ある日小6の進藤ヒカルは、おじいちゃんの家の蔵で古い碁盤を見つける。それを手にした瞬間、碁盤に宿っていた平安の天才棋士・藤原佐為の霊がヒカルの意識の中に入り込んだ。囲碁を心から愛する佐為、さらに名人を父に持つ天才少年・塔矢アキラとの出会いにより、ヒカルは徐々に囲碁への興味を持ち始める。
 ~ヒカルの碁単行本あらすじより

というわけで、今回は

『ヒカルの碁』(原作/ほったゆみ 漫画/小畑健 監修/梅沢由香里)

週刊少年ジャンプ連載は1999年2・3合併号 - 2003年33号

ちなみに「ちょっと前」っていつだよ!「懐かしい」とどう違うんだ?という突っ込みはスルーで。
あえて言えば10代までが「懐かしい」で20歳以降がちょっと前?な感じ。
まあ、記事の本筋とは関係ないのでその辺はテキトーに。

さて、本作はあらためて説明するまでもなく、日本中の子供たちの間に空前の囲碁ブームを巻き起こした傑作だ。
自分にとっては10年くらいまえに単行本で読んだのが初見かな?
ちなみにアニメは見たことがない。
最近再読する機会があったので久しぶりに読んでみた。

で、思った。
面白い! 
強烈に!
囲碁を全く知らない自分が読んでもはまってしまう。
囲碁を始める子供たちが次々と現れたのも納得。

やはりまずは何と言っても、「囲碁」という、多くの子供にとって触れたことのない、失礼だがマイナーな競技を、よくぞここまで「魅力ある」競技として描いたのが素晴らしい。
マイナー競技と言えば、それこそ昔、鳩レースを扱った『レース鳩0777(アラシ)』という作品があったが、そこまでとは言わないものの、マイナーな競技なのは間違いない。
週刊少年ジャンプという、超メジャー誌で、よくぞ連載を始められたものだと思うが、読んでみれば納得の面白さだ。

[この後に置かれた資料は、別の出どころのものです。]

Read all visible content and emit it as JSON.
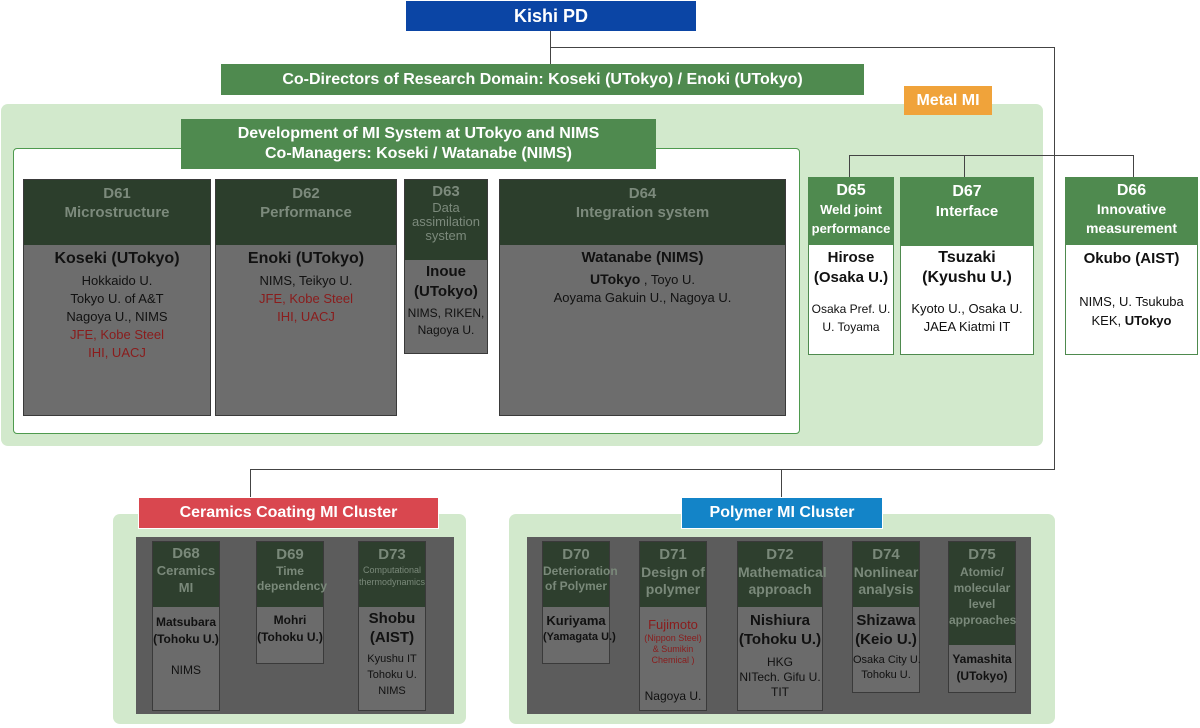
{
  "pd": "Kishi PD",
  "codirectors": "Co-Directors of Research Domain: Koseki (UTokyo) / Enoki (UTokyo)",
  "metal_label": "Metal MI",
  "dev": {
    "line1": "Development of MI System at UTokyo and NIMS",
    "line2": "Co-Managers: Koseki / Watanabe (NIMS)"
  },
  "d61": {
    "code": "D61",
    "title": "Microstructure",
    "leader": "Koseki (UTokyo)",
    "m1": "Hokkaido U.",
    "m2": "Tokyo U. of A&T",
    "m3": "Nagoya U., NIMS",
    "m4": "JFE, Kobe Steel",
    "m5": "IHI, UACJ"
  },
  "d62": {
    "code": "D62",
    "title": "Performance",
    "leader": "Enoki (UTokyo)",
    "m1": "NIMS, Teikyo U.",
    "m2": "JFE, Kobe Steel",
    "m3": "IHI, UACJ"
  },
  "d63": {
    "code": "D63",
    "t1": "Data",
    "t2": "assimilation",
    "t3": "system",
    "l1": "Inoue",
    "l2": "(UTokyo)",
    "m1": "NIMS, RIKEN,",
    "m2": "Nagoya U."
  },
  "d64": {
    "code": "D64",
    "title": "Integration system",
    "leader": "Watanabe (NIMS)",
    "m1a": "UTokyo",
    "m1b": " , Toyo U.",
    "m2": "Aoyama Gakuin U., Nagoya U."
  },
  "d65": {
    "code": "D65",
    "t1": "Weld joint",
    "t2": "performance",
    "l1": "Hirose",
    "l2": "(Osaka U.)",
    "m1": "Osaka Pref. U.",
    "m2": "U. Toyama"
  },
  "d67": {
    "code": "D67",
    "title": "Interface",
    "l1": "Tsuzaki",
    "l2": "(Kyushu U.)",
    "m1": "Kyoto U., Osaka U.",
    "m2": "JAEA Kiatmi IT"
  },
  "d66": {
    "code": "D66",
    "t1": "Innovative",
    "t2": "measurement",
    "leader": "Okubo (AIST)",
    "m1": "NIMS, U. Tsukuba",
    "m2a": "KEK, ",
    "m2b": "UTokyo"
  },
  "ceramics": "Ceramics Coating MI Cluster",
  "polymer": "Polymer MI Cluster",
  "d68": {
    "code": "D68",
    "t1": "Ceramics",
    "t2": "MI",
    "l1": "Matsubara",
    "l2": "(Tohoku U.)",
    "m1": "NIMS"
  },
  "d69": {
    "code": "D69",
    "t1": "Time",
    "t2": "dependency",
    "l1": "Mohri",
    "l2": "(Tohoku U.)"
  },
  "d73": {
    "code": "D73",
    "t1": "Computational",
    "t2": "thermodynamics",
    "l1": "Shobu",
    "l2": "(AIST)",
    "m1": "Kyushu IT",
    "m2": "Tohoku U.",
    "m3": "NIMS"
  },
  "d70": {
    "code": "D70",
    "t1": "Deterioration",
    "t2": "of Polymer",
    "l1": "Kuriyama",
    "l2": "(Yamagata U.)"
  },
  "d71": {
    "code": "D71",
    "t1": "Design of",
    "t2": "polymer",
    "l1": "Fujimoto",
    "l2": "(Nippon Steel)",
    "l3": "& Sumikin",
    "l4": "Chemical )",
    "m1": "Nagoya U."
  },
  "d72": {
    "code": "D72",
    "t1": "Mathematical",
    "t2": "approach",
    "l1": "Nishiura",
    "l2": "(Tohoku U.)",
    "m1": "HKG",
    "m2": "NITech. Gifu U.",
    "m3": "TIT"
  },
  "d74": {
    "code": "D74",
    "t1": "Nonlinear",
    "t2": "analysis",
    "l1": "Shizawa",
    "l2": "(Keio U.)",
    "m1": "Osaka City U.",
    "m2": "Tohoku U."
  },
  "d75": {
    "code": "D75",
    "t1": "Atomic/",
    "t2": "molecular",
    "t3": "level",
    "t4": "approaches",
    "l1": "Yamashita",
    "l2": "(UTokyo)"
  },
  "colors": {
    "pd": "#0b45a5",
    "green_header": "#4f8a4f",
    "region": "#d2e9cc",
    "metal": "#f0a33a",
    "ceramics": "#d9474f",
    "polymer": "#1384c8",
    "red_text": "#8a1c1c"
  }
}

囲碁は、勝ち負けを争う競技という点では体を使うスポーツと同じ面がある。
そう考えれば、囲碁の対局は、スポーツの試合と同様に描くことができる。
ただし、ルールや用語が読者にほとんど知られていないことが、通常のスポーツとの大きな違いだ。
また、体の動きについても大きく意味合いが違う。
ほとんどのスポーツでは、大きく体を動かすため、「絵」を描く「マンガ」という媒体との相性は非常に良い。
ところが囲碁は、体の動きが競技のメインではない。
極論をいえば碁石を掴んで盤に打つだけだ。

そのような「ハンデ」を背負ってなお、対局中のセリフに専門用語を織り交ぜながらも、モノローグを有効に使い、登場人物の心象を読者に上手く伝えることで読者を登場人物目線にさせて、対局の緊迫感や攻防の面白さをしっかりと描いているのが素晴らしい。
また、碁石を打つ動作でも、表情、アングルや背景、細かくは碁石の握り方などの作画で工夫をし、やはり心理描写や緊迫感を出すことに成功している。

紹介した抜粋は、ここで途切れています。